Paediatric emergency doctor and Green Party campaigner Alex Armitage said that the system made clear the need for GP surgeries to be incentivised to advocate for good-quality housing, given that it is one of the key determining factors in health inequality, an issue which was recently put at the heart of the local health system’s post-Covid recovery plan.
Armitage said: “There are various measures of what makes a good GP surgery, including encouraging people to stop smoking and getting people’s blood pressure under control. A lot of doctors are feeling under pressure to fulfil the expectations that are put on them, and advocating for patients’ housing needs is not an officially recognised outcome.
“But there are obviously lots of doctors who care about their patients and do want to advocate for them, as we witness the suffering our patients go through, and we realise the structural determinants of health are having a huge impact on people’s lives. As a caring professional, you feel you want to help, but the system is very much against that.

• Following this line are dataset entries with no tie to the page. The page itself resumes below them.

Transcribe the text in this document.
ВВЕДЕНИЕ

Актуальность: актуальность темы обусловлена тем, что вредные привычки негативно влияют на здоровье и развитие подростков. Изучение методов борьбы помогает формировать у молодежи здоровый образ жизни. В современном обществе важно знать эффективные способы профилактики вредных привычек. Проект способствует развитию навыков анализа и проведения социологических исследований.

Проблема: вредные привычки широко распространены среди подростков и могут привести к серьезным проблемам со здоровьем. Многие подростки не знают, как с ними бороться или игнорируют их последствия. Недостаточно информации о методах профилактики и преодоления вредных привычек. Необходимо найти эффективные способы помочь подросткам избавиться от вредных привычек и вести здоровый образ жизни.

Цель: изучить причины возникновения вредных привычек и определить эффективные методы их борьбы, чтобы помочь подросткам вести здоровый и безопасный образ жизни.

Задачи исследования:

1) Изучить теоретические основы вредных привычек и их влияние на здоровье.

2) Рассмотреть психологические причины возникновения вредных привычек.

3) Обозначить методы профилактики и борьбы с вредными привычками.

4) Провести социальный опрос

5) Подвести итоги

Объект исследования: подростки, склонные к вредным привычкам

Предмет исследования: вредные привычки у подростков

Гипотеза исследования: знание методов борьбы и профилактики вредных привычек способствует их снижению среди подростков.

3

“There absolutely should be a pathway whereby doctors who witness the suffering of patients and put the pieces of the jigsaw together to improve patients’ lives should be able to close the loop, and that includes housing provision, especially as it’s so important for healthcare.”
A Hackney Council spokesperson said: “The council and other social housing landlords in the borough received a letter from LLMC in June 2017 notifying that GPs will no longer be providing medical reports for housing when requested by their patients and this may have prompted the GP signage.”
The signage being referred to is a laminated sheet pinned up at a local GP surgery which was shared on social media. It reads: “We have been advised by Hackney Council not to issue housing support letters for patients. The council has set procedures for assessing where a patient is awarded additional priority on medical grounds for housing.”
The Town Hall spokesperson added: “This is not something that the council has imposed on GPs, but a change to the way in which GPs work.
“The council’s Medical Assessment Team does not contact GPs directly for supporting documentation. The onus is on the resident to provide their own supporting medical documentation, which they do.”